O próprio Chaplin fala bastante de Marion Davies e de Hearst, na sua imensa autobiografia publicada originalmente em 1964. Não dá para garantir, mas muito seguramente o jovem Steven Peros, autor da peça e do roteiro deste filme aqui, leu e releu o que Chaplin escreveu. O clima que Chaplin descreve sobre as festas promovidas por Marion Davies e Hearst, o relacionamento entre os dois, o relacionamento entre o casal e as pessoas de Hollywood, os passeios no iate, tudo, tudo está no filme, tintim por tintim.
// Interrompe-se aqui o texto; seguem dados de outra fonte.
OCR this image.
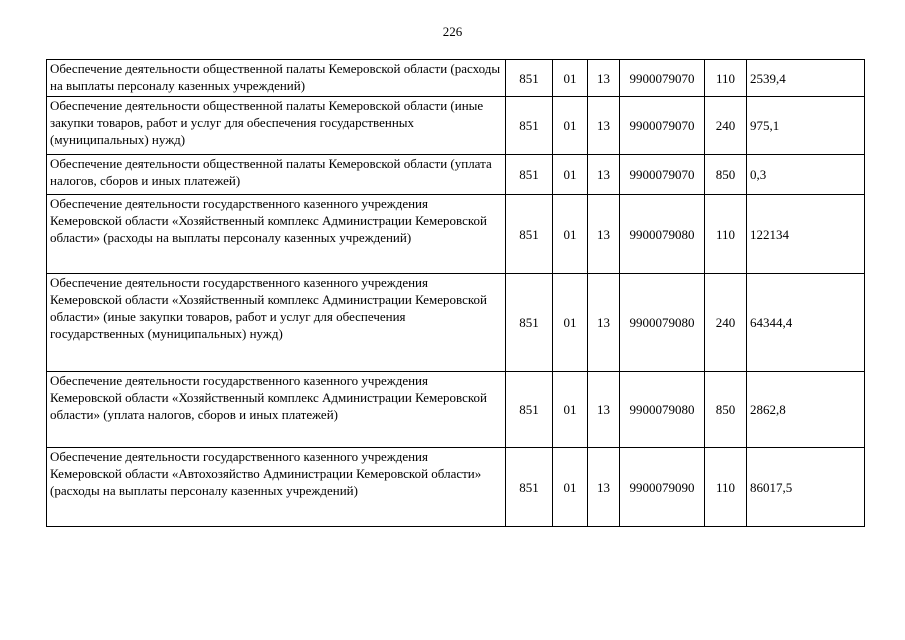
226
Обеспечение деятельности общественной палаты Кемеровской области (расходы на выплаты персоналу казенных учреждений)	851	01	13	9900079070	110	2539,4
Обеспечение деятельности общественной палаты Кемеровской области (иные закупки товаров, работ и услуг для обеспечения государственных (муниципальных) нужд)	851	01	13	9900079070	240	975,1
Обеспечение деятельности общественной палаты Кемеровской области (уплата налогов, сборов и иных платежей)	851	01	13	9900079070	850	0,3
Обеспечение деятельности государственного казенного учреждения Кемеровской области «Хозяйственный комплекс Администрации Кемеровской области» (расходы на выплаты персоналу казенных учреждений)	851	01	13	9900079080	110	122134
Обеспечение деятельности государственного казенного учреждения Кемеровской области «Хозяйственный комплекс Администрации Кемеровской области» (иные закупки товаров, работ и услуг для обеспечения государственных (муниципальных) нужд)	851	01	13	9900079080	240	64344,4
Обеспечение деятельности государственного казенного учреждения Кемеровской области «Хозяйственный комплекс Администрации Кемеровской области» (уплата налогов, сборов и иных платежей)	851	01	13	9900079080	850	2862,8
Обеспечение деятельности государственного казенного учреждения Кемеровской области «Автохозяйство Администрации Кемеровской области» (расходы на выплаты персоналу казенных учреждений)	851	01	13	9900079090	110	86017,5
Chaplin, é claro, não fala uma palavra sobre um eventual caso entre ele e Marion Davies, e nega de pé junto os boatos a respeito da morte de Tom Ince. “Circularam então pérfidos rumores: Ince fora baleado e Hearst estava envolvido na história. Não havia o menor fundamento. Sei disso porque Hearst, Marion e eu fomos juntos visitar Ince dias antes de sua morte; mostrou-se muito contente em nos ver e convencido de que em breve estaria bom.”
Tudo bem – mas, de novo: o filme não diz que essa é a história verdadeira. Diz que é o boato mais conhecido.
E o fato é que Chaplin, na sua autobiografia, transmite exatamente o mesmo clima que o filme.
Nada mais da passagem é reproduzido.